Auf meiner Paroli-Patrouille am heutigen Tag (ich kann´s nicht lassen) stehen zum Glück nicht ganz so viele verschiedene Punkte. Ich kläre noch mal die letzten Details für den Ganztagesworkshop für nächste Woche ab. Der Auftraggeber freut sich wie Bolle. Im Prinzip tu´ ich das ja auch, aber ein bisschen Manschetten habe ich schon auch. Immerhin ist das zwar ein Gebiet, das mich sehr fasziniert, aber es ist nicht meine Komfortzone oder gar täglich Brot. Es geht viel darum, welche Stärken man beim anderen sieht, aber auch welche blinden Flecken. Die müssen ja nicht per se (oder heißt es nicht doch „persil“?) schlecht sein. So war mir zum Beispiel überhaupt nicht klar, dass ich auf andere in der Arbeit mutig wirke. Mutig? Warum denn das, bitte schön? Na, weil ich wohl nicht innerhalb der Grenzen bleibe, einfach geradeheraus bin und auch mal provoziere – gerade im Coaching. Oder so ein Workshop. Den würden die Kolleginnen sich nicht einfach mal zutrauen bzw. ausprobieren, wohin die Reise führt. Das würde ich ja nie mit Mut in Verbindung setzen. Mutig wäre für mich eher, wenn einer schwarz fährt. Gut, das wäre für mich mutig, aber nicht erstrebenswert. Aber ich finde mich nicht wirklich mutig, weil ich sonst schon längst selbständig wäre. Und außerdem wäre ich dann schon x-fach in Afrika als Voluntärin im Waisenhaus gewesen. So was verbinde ich mit Mut.
Ist es nicht spannend, sich solchen Anmerkungen einfach mal zu stellen? Und dazu möchte ich das Team in dem besagten Workshop ermutigen. Ha, da steckt ja auch „mutig“ drin. Ich mag so was total. Allerdings kenne ich nur drei von den zehn Leuten, die da zu mir in den Workshop kommen. Allesamt genießen den Ruf, Einzelkämpfer und Alpha-Tierchen zu sein. Das wird also herausfordernd…aber deswegen auch umso spannender.

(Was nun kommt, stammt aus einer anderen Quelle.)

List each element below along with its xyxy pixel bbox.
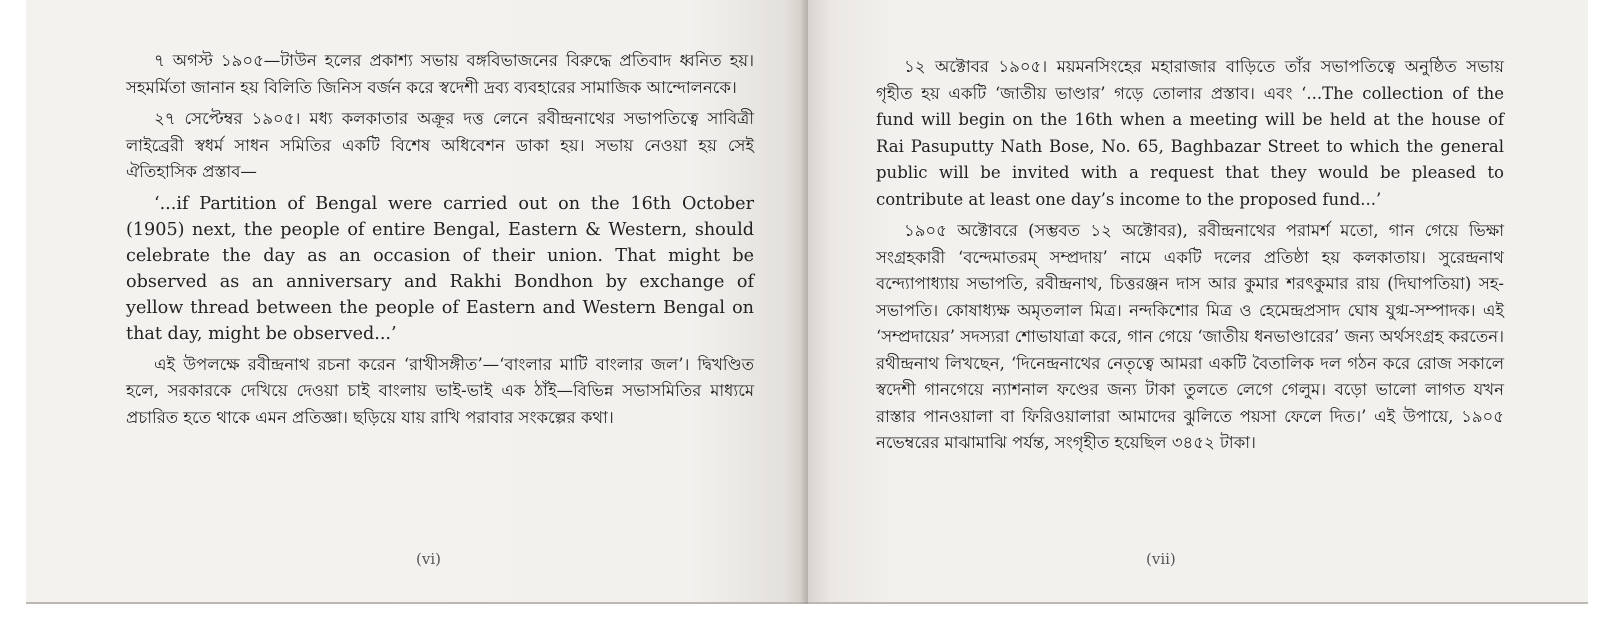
left-page-text bbox=[126, 48, 754, 431]
paragraph-sep-1905: ২৭ সেপ্টেম্বর ১৯০৫। মধ্য কলকাতার অক্রূর দত্ত লেনে রবীন্দ্রনাথের সভাপতিত্বে সাবিত্রী লাইব্রেরী স্বধর্ম সাধন সমিতির একটি বিশেষ অধিবেশন ডাকা হয়। সভায় নেওয়া হয় সেই ঐতিহাসিক প্রস্তাব— bbox=[126, 109, 754, 181]
paragraph-resolution-quote: ‘...if Partition of Bengal were carried out on the 16th October (1905) next, the people of entire Bengal, Eastern & Western, should celebrate the day as an occasion of their union. That might be observed as an anniversary and Rakhi Bondhon by exchange of yellow thread between the people of Eastern and Western Bengal on that day, might be observed...’ bbox=[126, 193, 754, 344]
page-number-right: (vii) bbox=[1146, 550, 1176, 568]
paragraph-bandemataram-sampraday: ১৯০৫ অক্টোবরে (সম্ভবত ১২ অক্টোবর), রবীন্দ্রনাথের পরামর্শ মতো, গান গেয়ে ভিক্ষা সংগ্রহকারী ‘বন্দেমাতরম্ সম্প্রদায়’ নামে একটি দলের প্রতিষ্ঠা হয় কলকাতায়। সুরেন্দ্রনাথ বন্দ্যোপাধ্যায় সভাপতি, রবীন্দ্রনাথ, চিত্তরঞ্জন দাস আর কুমার শরৎকুমার রায় (দিঘাপতিয়া) সহ-সভাপতি। কোষাধ্যক্ষ অমৃতলাল মিত্র। নন্দকিশোর মিত্র ও হেমেন্দ্রপ্রসাদ ঘোষ যুগ্ম-সম্পাদক। এই ‘সম্প্রদায়ের’ সদস্যরা শোভাযাত্রা করে, গান গেয়ে ‘জাতীয় ধনভাণ্ডারের’ জন্য অর্থসংগ্রহ করতেন। রথীন্দ্রনাথ লিখছেন, ‘দিনেন্দ্রনাথের নেতৃত্বে আমরা একটি বৈতালিক দল গঠন করে রোজ সকালে স্বদেশী গানগেয়ে ন্যাশনাল ফণ্ডের জন্য টাকা তুলতে লেগে গেলুম। বড়ো ভালো লাগত যখন রাস্তার পানওয়ালা বা ফিরিওয়ালারা আমাদের ঝুলিতে পয়সা ফেলে দিত।’ এই উপায়ে, ১৯০৫ নভেম্বরের মাঝামাঝি পর্যন্ত, সংগৃহীত হয়েছিল ৩৪৫২ টাকা। bbox=[876, 221, 1504, 452]
right-page-text bbox=[876, 54, 1504, 457]
left-page bbox=[26, 0, 808, 604]
paragraph-oct-12-1905: ১২ অক্টোবর ১৯০৫। ময়মনসিংহের মহারাজার বাড়িতে তাঁর সভাপতিত্বে অনুষ্ঠিত সভায় গৃহীত হয় একটি ‘জাতীয় ভাণ্ডার’ গড়ে তোলার প্রস্তাব। এবং ‘...The collection of the fund will begin on the 16th when a meeting will be held at the house of Rai Pasuputty Nath Bose, No. 65, Baghbazar Street to which the general public will be invited with a request that they would be pleased to contribute at least one day’s income to the proposed fund...’ bbox=[876, 57, 1504, 209]
page-number-left: (vi) bbox=[416, 550, 441, 568]
page-bottom-edge bbox=[26, 604, 1588, 620]
paragraph-rakhi-song: এই উপলক্ষে রবীন্দ্রনাথ রচনা করেন ‘রাখীসঙ্গীত’—‘বাংলার মাটি বাংলার জল’। দ্বিখণ্ডিত হলে, সরকারকে দেখিয়ে দেওয়া চাই বাংলায় ভাই-ভাই এক ঠাঁই—বিভিন্ন সভাসমিতির মাধ্যমে প্রচারিত হতে থাকে এমন প্রতিজ্ঞা। ছড়িয়ে যায় রাখি পরাবার সংকল্পের কথা। bbox=[126, 354, 754, 427]
paragraph-aug-1905: ৭ অগস্ট ১৯০৫—টাউন হলের প্রকাশ্য সভায় বঙ্গবিভাজনের বিরুদ্ধে প্রতিবাদ ধ্বনিত হয়। সহমর্মিতা জানান হয় বিলিতি জিনিস বর্জন করে স্বদেশী দ্রব্য ব্যবহারের সামাজিক আন্দোলনকে। bbox=[126, 51, 754, 97]
right-page bbox=[808, 0, 1588, 604]
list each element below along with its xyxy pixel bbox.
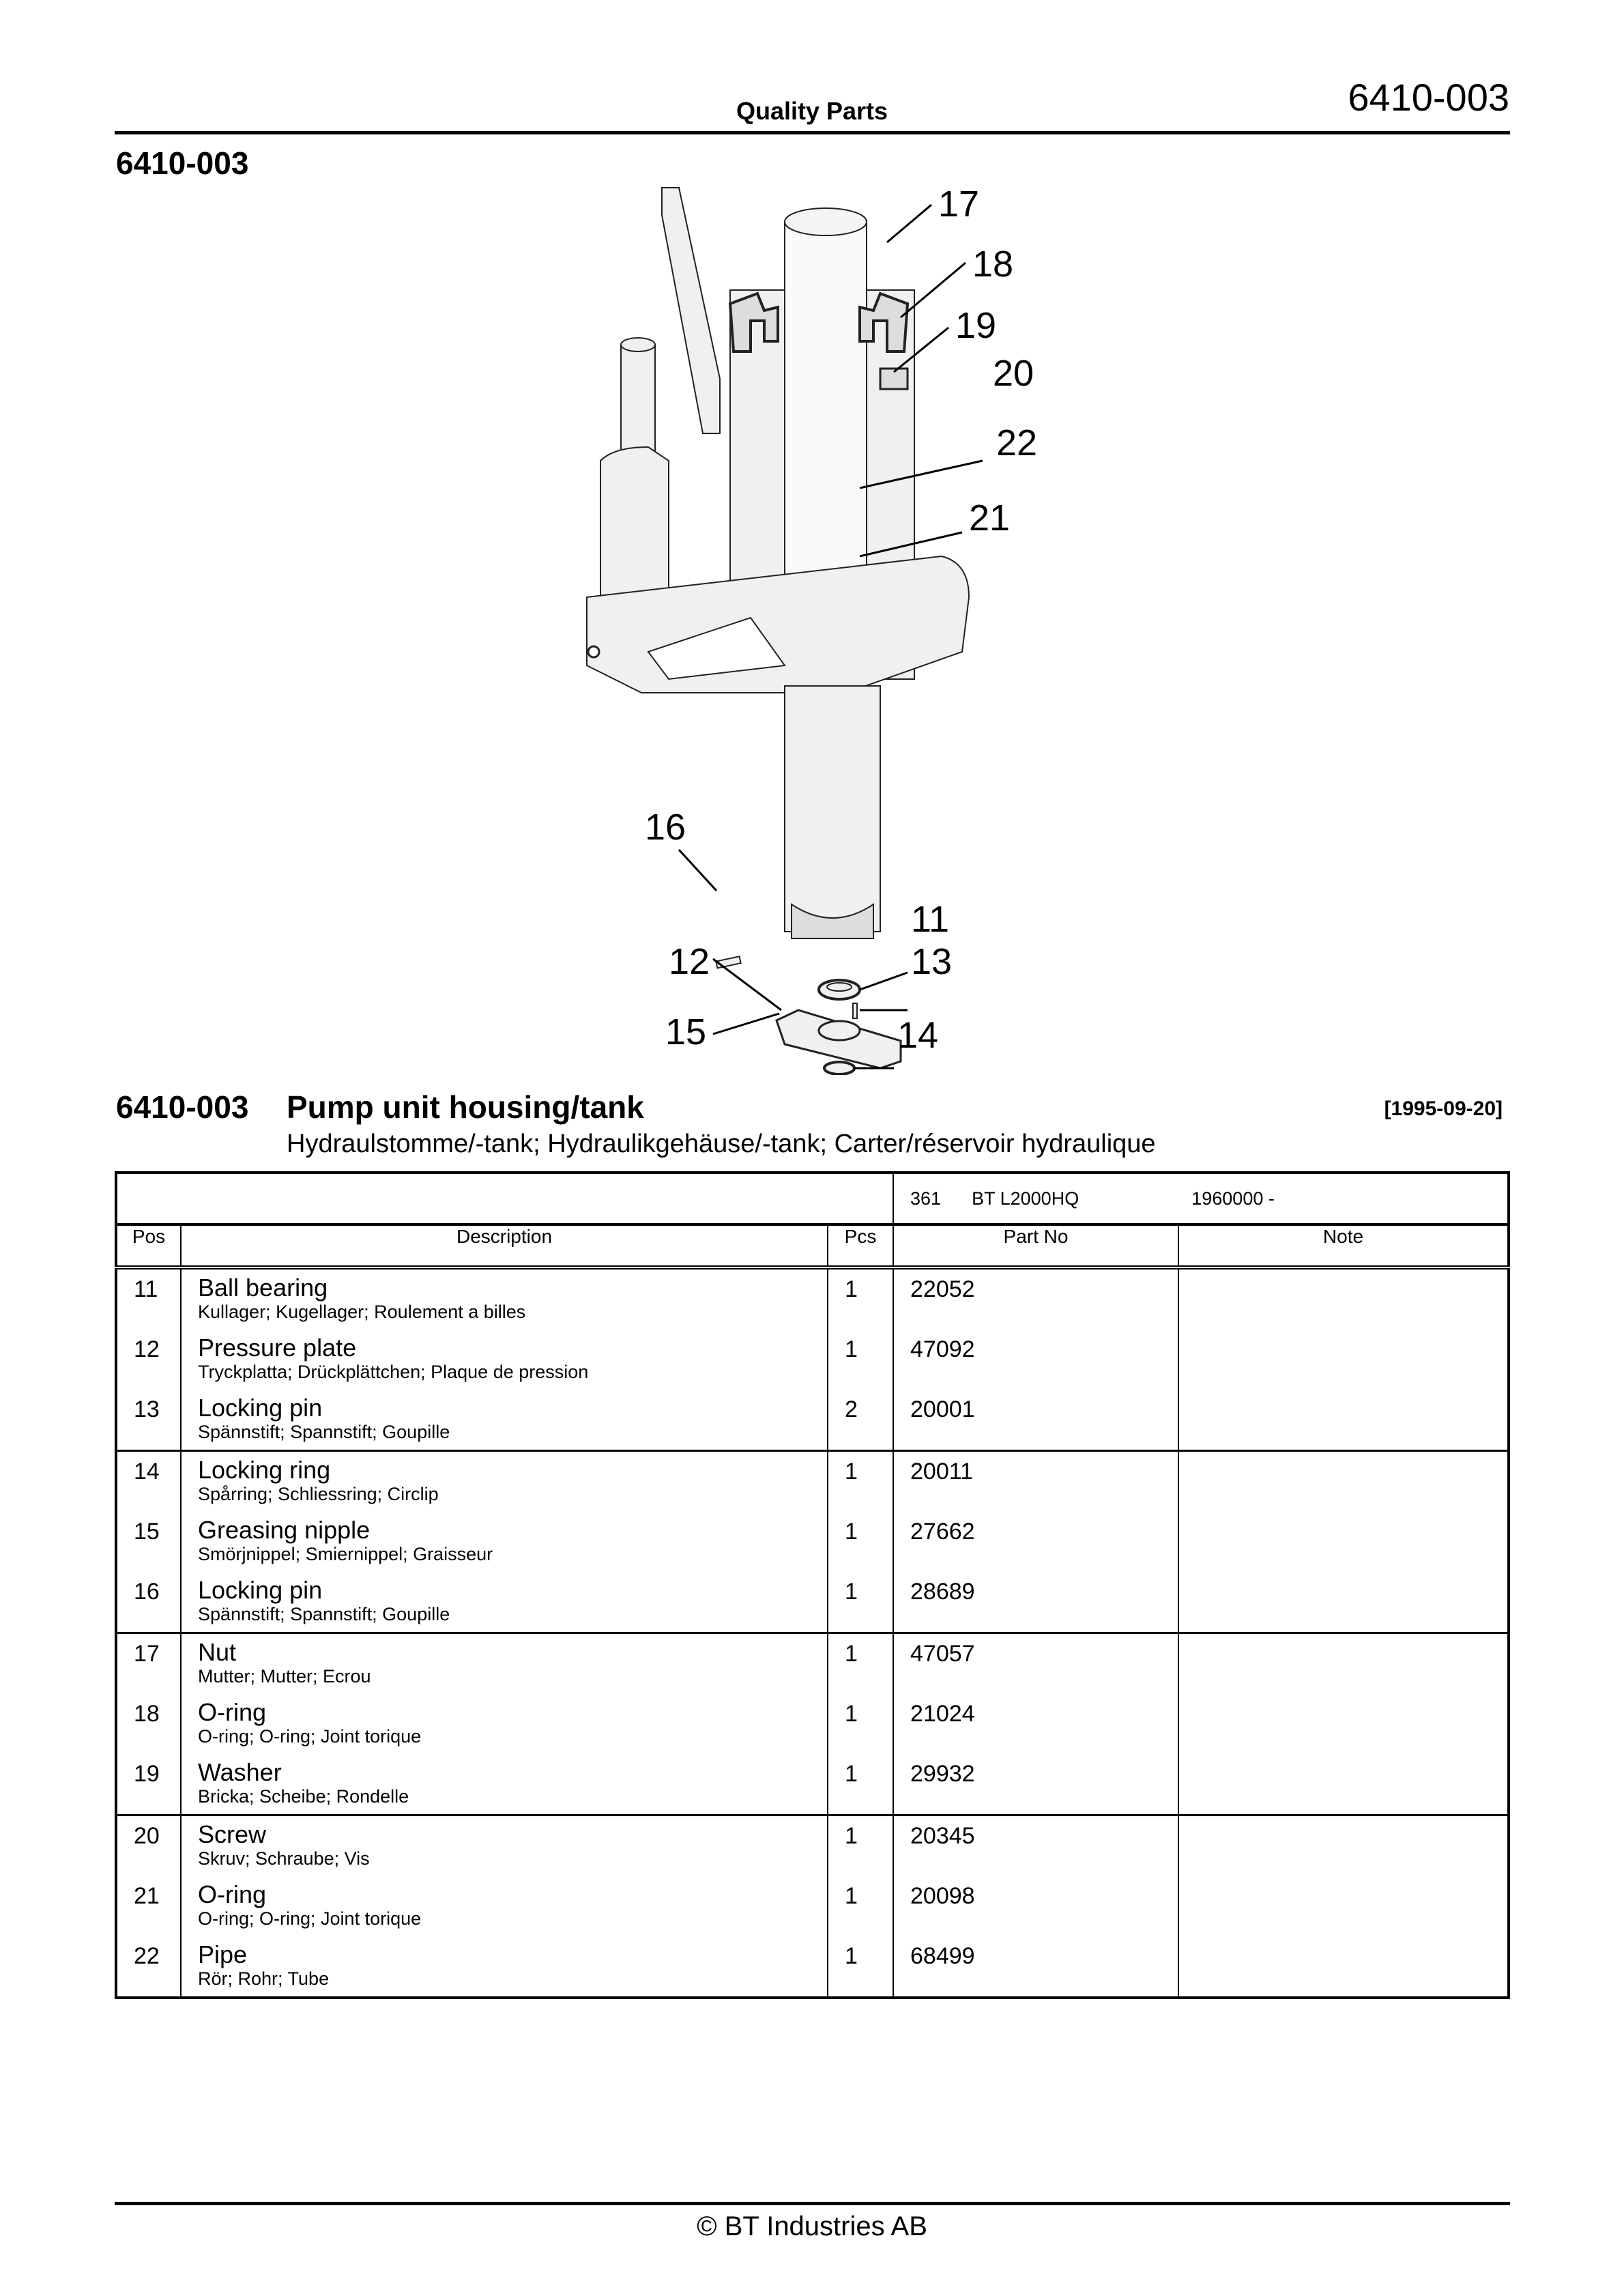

Ich werde einfach schauen, was da so passieren wird. Ganz mutig – haha – bin ich ja auch immer in der Vorbereitung: Ich schiebe und schiebe, bis der Druck dann so groß wird, dass ich dringend loslegen muss. Und dann sprudle ich nur so. Allein heute habe ich 13 Flipcharts gepinselt. Und während dieses Vorgangs, rückt sich so alles an die richtige Stelle, bis ein fertiger Fahrplan steht. Doch der steht nur so lange, bis die Teilnehmer spontan was anderes brauchen. Dann wird improvisiert. Ach ja, ich hab´ echt einen an der Murmel. Aber ehrlich? Ist schön hier, auf meiner Murmelseite…zumindest meistens. Und bei Euch so?